If you’re unemployed, would like to change the course of your career, or are stuck in a job you honestly don’t enjoy, you’ll be on the hunt for a job that you’ll find rewarding and satisfying. While your hopes are high, finding suitable posts can be difficult, and landing the job itself is even more of a challenge. Use these tips to find a job matching your skills and interests.
1. Prepare Your Resume
You’ll see that most recruiters recommend tailoring your resume to show how your skills and experience equip you for a specific post based on the requirements listed when posts are advertised. But that needn’t stop you from preparing a generic CV as a starting point. Use the opportunity to objectively examine your strengths so that you’re better able to match yourself to job opportunities. A Melbourne resume preparation service can help you to prepare and tweak your resume as needed, presenting the points recruiters are looking for clearly and unambiguously.
2. Evaluate Yourself
What are the types of jobs you think you’ll enjoy? Consider your resume in the light of the skills and experience you’ll need.
Do you need to upskill? Should you try for a post that, while not yet what you really want, could prepare you for your dream job? So far, it’s a theoretical exercise, but it will prepare you to target positions you can realistically compete for and give you an idea of what you may need to do in order to get the kind of job you really want in the longer term.

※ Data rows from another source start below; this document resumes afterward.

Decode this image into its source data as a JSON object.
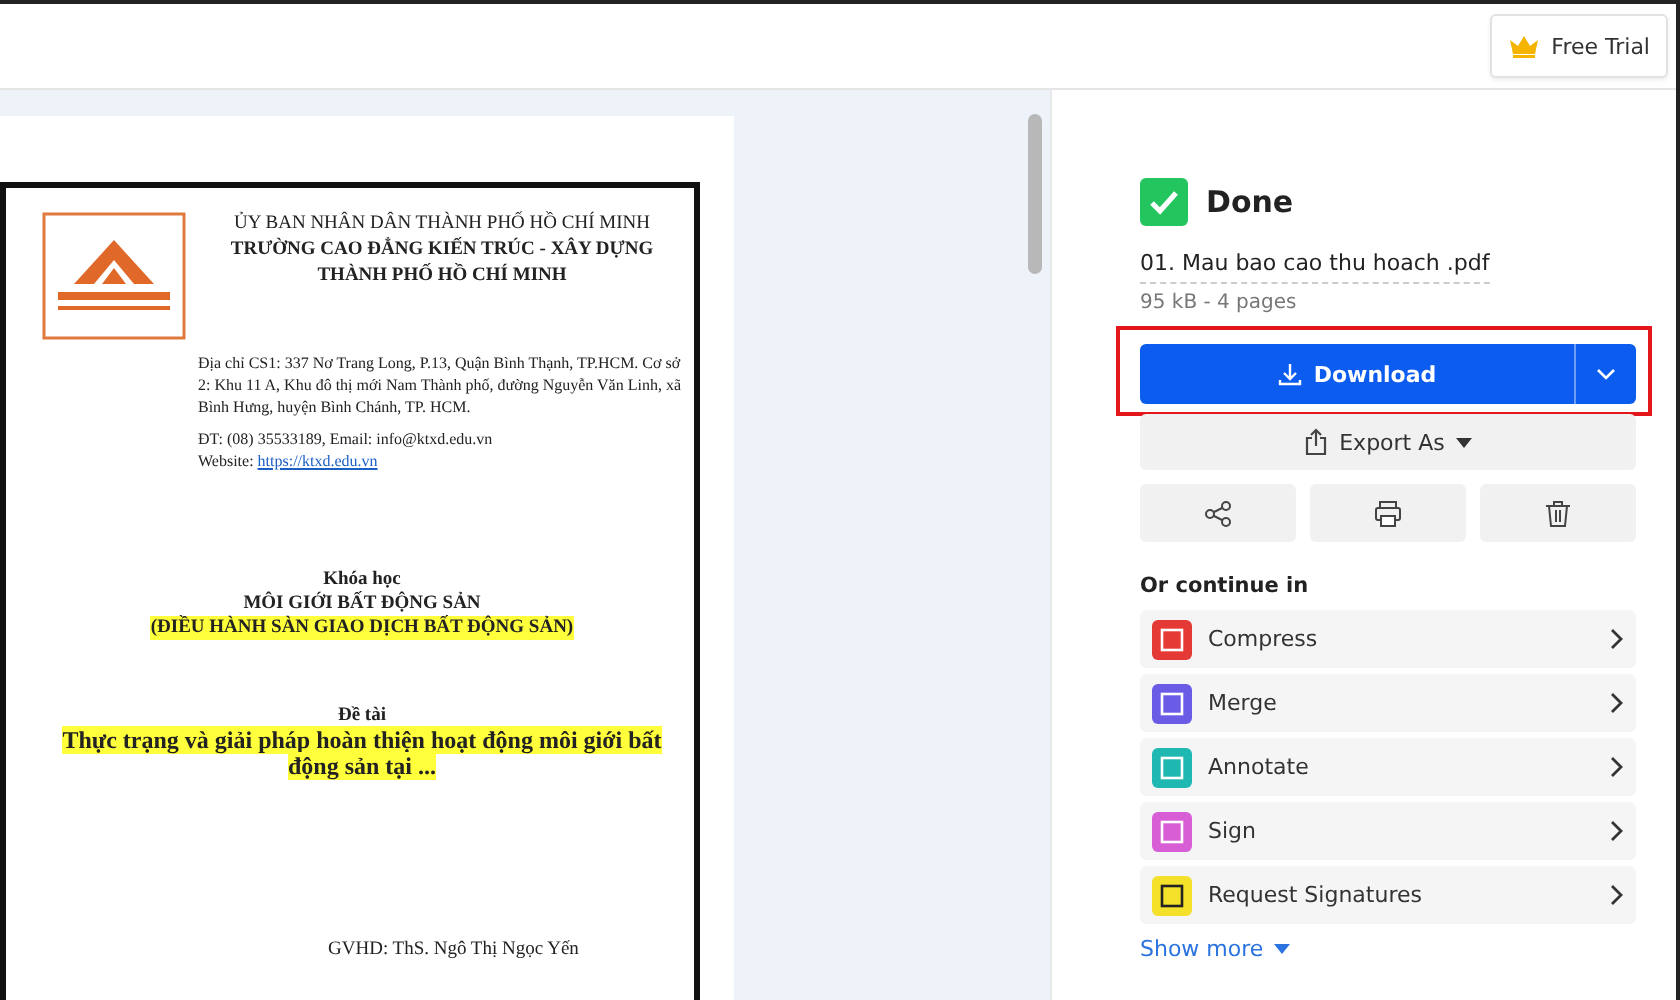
{
  "top_bar": {
    "trial_button": "Free Trial"
  },
  "document": {
    "header_lines": [
      "ỦY BAN NHÂN DÂN THÀNH PHỐ HỒ CHÍ MINH",
      "TRƯỜNG CAO ĐẲNG KIẾN TRÚC - XÂY DỰNG",
      "THÀNH PHỐ HỒ CHÍ MINH"
    ],
    "address": "Địa chỉ CS1: 337 Nơ Trang Long, P.13, Quận Bình Thạnh, TP.HCM. Cơ sở 2: Khu 11 A, Khu đô thị mới Nam Thành phố, đường Nguyễn Văn Linh, xã Bình Hưng, huyện Bình Chánh, TP. HCM.",
    "contact": "ĐT: (08) 35533189, Email: info@ktxd.edu.vn",
    "website_label": "Website:",
    "website_link": "https://ktxd.edu.vn",
    "course_label": "Khóa học",
    "course_title": "MÔI GIỚI BẤT ĐỘNG SẢN",
    "course_subtitle": "(ĐIỀU HÀNH SÀN GIAO DỊCH BẤT ĐỘNG SẢN)",
    "topic_label": "Đề tài",
    "topic": "Thực trạng và giải pháp hoàn thiện hoạt động môi giới bất động sản tại ...",
    "advisor": "GVHD: ThS. Ngô Thị Ngọc Yến"
  },
  "panel": {
    "status": "Done",
    "file_name": "01. Mau bao cao thu hoach .pdf",
    "file_meta": "95 kB - 4 pages",
    "download_button": "Download",
    "export_button": "Export As",
    "continue_heading": "Or continue in",
    "tools": [
      {
        "label": "Compress",
        "color": "#e53935"
      },
      {
        "label": "Merge",
        "color": "#6b5ce7"
      },
      {
        "label": "Annotate",
        "color": "#1fb8b0"
      },
      {
        "label": "Sign",
        "color": "#d85ed6"
      },
      {
        "label": "Request Signatures",
        "color": "#f5e12a"
      }
    ],
    "show_more": "Show more"
  }
}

3. Study Jobs Boards and Job Ads Carefully
When you’re eager to find a job as soon as possible, it may be tempting to apply for every single job you might be able to do – even when that’s a stretch of the imagination. Doing so is simply a waste of time. Just as recruiters are looking for people who are well-suited for the post they’re advertising, you should be looking for posts that would be a good fit for you.
When looking at ads, read the requirements very carefully. Do you have the qualities that will make your application competitive? How can you demonstrate that through your resume? If you haven’t worked before, think about things you did as a student that might prove the point, but remember not to aim too high.
Perhaps you can prove that you have potential in leadership, for example, but that doesn’t mean you’re ready to apply for a top management post just yet. On the other hand, you could be a good trainee line manager, and that could prepare you for the big time.
4. Find Out About the Company Before You Apply
Whether you’re just trying to keep the wolf from the door or are shooting for a job that will advance your progress on a specific career path, understanding the company that is offering a post precedes your application.
Firstly, you need to know whether the company’s line of business and culture will suit you. What kind of working environment can you expect? Do you like what the company does and how it goes about doing business? Finally, how should you position yourself in your job application if you choose to apply?
Recruiters want people with the right skills, but they’re also interested in highly motivated applicants that really want to work for their company. You can indicate this in your covering letter, but to do so, you need to know what you’re talking about.
5. Submit Your Resume and Covering Letter
As we already noted, you will tweak your resume to highlight the personal qualities, skills, and experience that recruiters have specified and that you think you can match. But a resume is invariably a rather short document that doesn’t indicate your motivation for applying. That’s where your covering letter enters the equation.
While it’s your chance to blow your own trumpet, don’t come across as being conceited. The essentials you want to cover are why you’re applying, why you think you might be a good match, and what you’re able to bring to the table. Take your time when crafting this letter. It could be the most important part of your application.
Don’t be shy to mention any requirements you don’t meet and how you would go about addressing the gap. Recruiters will notice when you don’t meet a requirement, but as long as it isn’t absolutely core to the post, they may accept a basic grounding and willingness to learn as an advantage.
6. Follow Up
Being a nuisance and spamming recruiters with repeated mails and calls will not do you any favours. However, it’s worth following up to see whether your application has been received and to find out when you’re likely to hear whether you’ve made the shortlist.
While you might be disappointed if you aren’t called in for an interview, finding out what your application lacks can help you to work towards getting a similar post. You can also use the opportunity to ask the HR department to keep your CV on file in case a role you’re suited for falls open.
7. Make the Most of Your Interview
Your interview isn’t only a chance for prospective employers to evaluate you: it’s also your chance to evaluate them. While they have the advantage and will be asking most of the questions, you can form an impression of the dynamics inside the company and possibly squeeze in a question or two of your own. Remember, you’re looking for a job you’ll love – not just any job.
You don’t want to come across as being arrogant, but you’re as interested in finding out whether the company fits you as they are in finding out whether you suit them. You should have formed some impressions when doing your research and can try a couple of related questions if an opportunity arises. It can be a delicate business, so try to phrase your questions based on your role and how your skills would be deployed.
When to Go Back to the Drawing Board
As a job seeker, you’re not likely to land every job you apply for. But if you’re clearly out of your depth in the field you’ve decided is right for you, it’s time to revise your expectations. Be sure to talk to recruiters after a failed application or an interview that didn’t land you the post. In their opinion, what could you be doing to improve your chances of landing a similar job in future? Try to get clear answers about what’s lacking so that you can strategize for your future and prepare yourself for the role you’d like to occupy. Landing a job, you’ll love is worth the effort!